A new report published today by the Global Warming Policy Foundation stresses the importance of revising the current expensive policies that seek to mitigate an assumed global sea-level rise by cutting human carbon dioxide emissions.
The report, co-authored by Dr Willem de Lange (Waikato University) and Dr Bob Carter (formerly Otago and James Cook Universities), provides a succinct summary of the primary scientific issues relevant to devising cost-effective policies regarding sea-level change, and identifies that adaptation is more cost-effective than mitigation, a similar conclusion to that reached by the IPCC in their recent 5th Assessment Report.

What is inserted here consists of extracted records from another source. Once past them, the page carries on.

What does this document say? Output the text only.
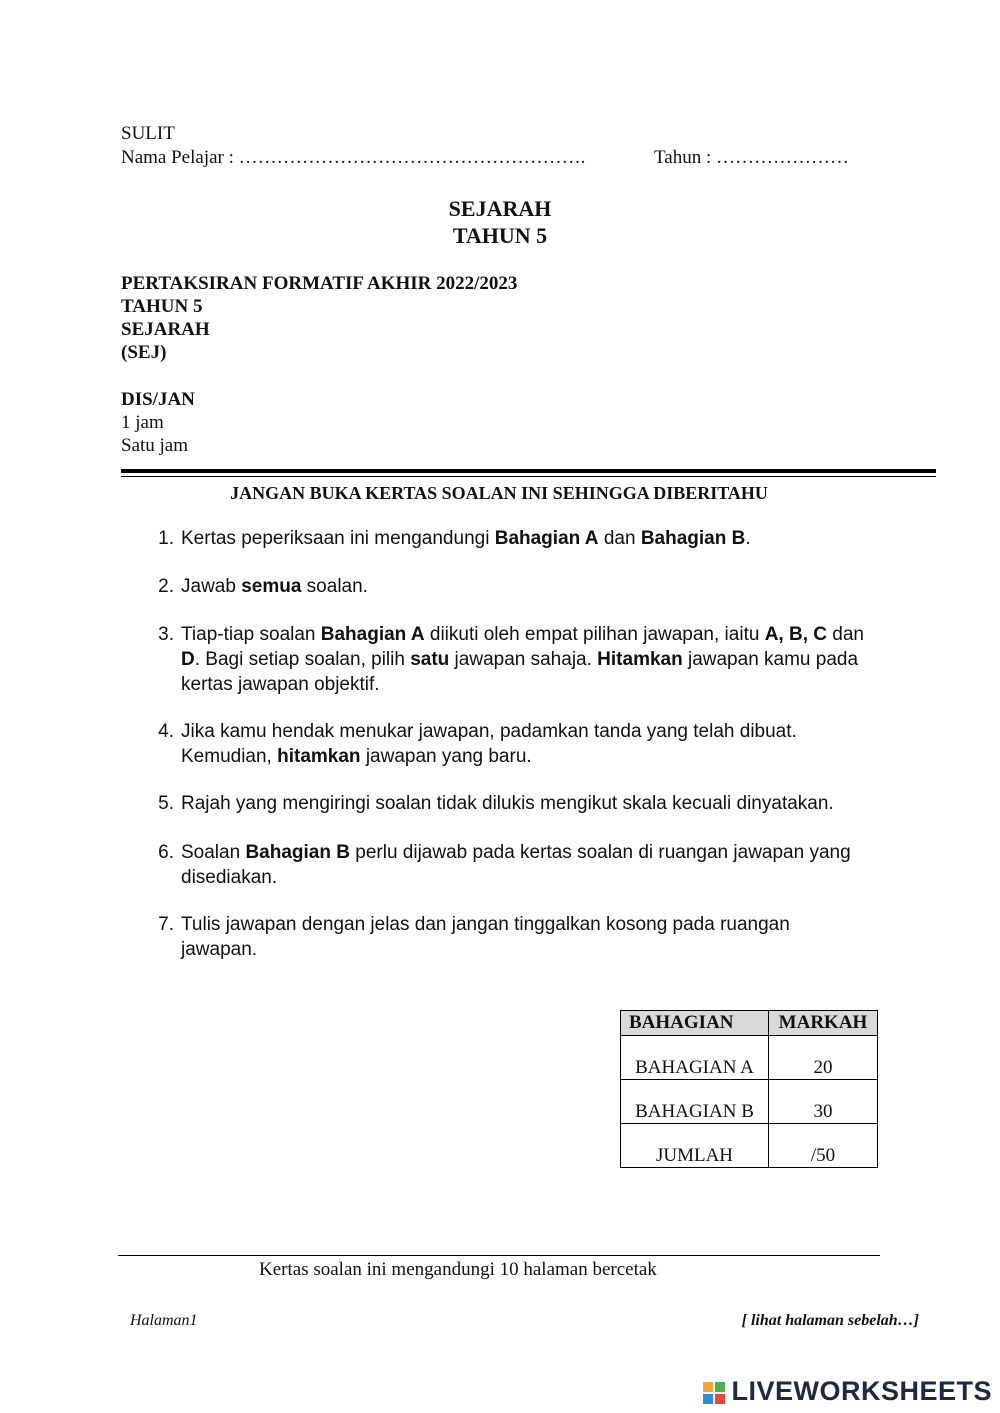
SULIT
Nama Pelajar : ……………………………………………….	Tahun : …………………
SEJARAH
TAHUN 5
PERTAKSIRAN FORMATIF AKHIR 2022/2023
TAHUN 5
SEJARAH
(SEJ)
DIS/JAN
1 jam
Satu jam
JANGAN BUKA KERTAS SOALAN INI SEHINGGA DIBERITAHU
1. Kertas peperiksaan ini mengandungi Bahagian A dan Bahagian B.
2. Jawab semua soalan.
3. Tiap-tiap soalan Bahagian A diikuti oleh empat pilihan jawapan, iaitu A, B, C dan D. Bagi setiap soalan, pilih satu jawapan sahaja. Hitamkan jawapan kamu pada kertas jawapan objektif.
4. Jika kamu hendak menukar jawapan, padamkan tanda yang telah dibuat. Kemudian, hitamkan jawapan yang baru.
5. Rajah yang mengiringi soalan tidak dilukis mengikut skala kecuali dinyatakan.
6. Soalan Bahagian B perlu dijawab pada kertas soalan di ruangan jawapan yang disediakan.
7. Tulis jawapan dengan jelas dan jangan tinggalkan kosong pada ruangan jawapan.
BAHAGIAN	MARKAH
BAHAGIAN A	20
BAHAGIAN B	30
JUMLAH	/50
Kertas soalan ini mengandungi 10 halaman bercetak
Halaman1	[ lihat halaman sebelah…]
LIVEWORKSHEETS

“Though sea-level change is presented to the public as a singular issue of damaging global rise, such simplicity only exists in the virtual reality imagined by computer models,” said Dr Carter, continuing that “the reality is that at different locations around the world sea-level is either rising or falling at individual rates of up to several mm/year, depending upon the local circumstances.”
The report argues that such local and regional variability must be recognized in any sensible national sea-level policy plan, which must deal with the reality of measured sea-level change on nearby coasts rather than with a notional and speculative global average sea-level.
Dr de Lange stresses that some excellent coastal management plans of this type already exist, for example the UK’s Thames Estuary 2100 project. “This plan assesses the vulnerability of the City of London to storm surge and flood impacts associated with relative sea-level rise, and it is one of first major flood risk assessments in the world that places adaptation to climate change at its core,” said Dr de Lange.
The new report presents three major sea-level policy conclusions, which are:
* Abandonment of costly and ineffectual policies aimed at stopping ‘global’ sea-level rise.
* Recognition of the local or regional nature of sea-level hazard and the requirement for location specific policy that needs to cover particular cases of both rising and falling sea-level.
* Use of planning controls that are flexible and adaptive in nature, including the deployment of environmentally suitable engineering solutions to particular coastal problems.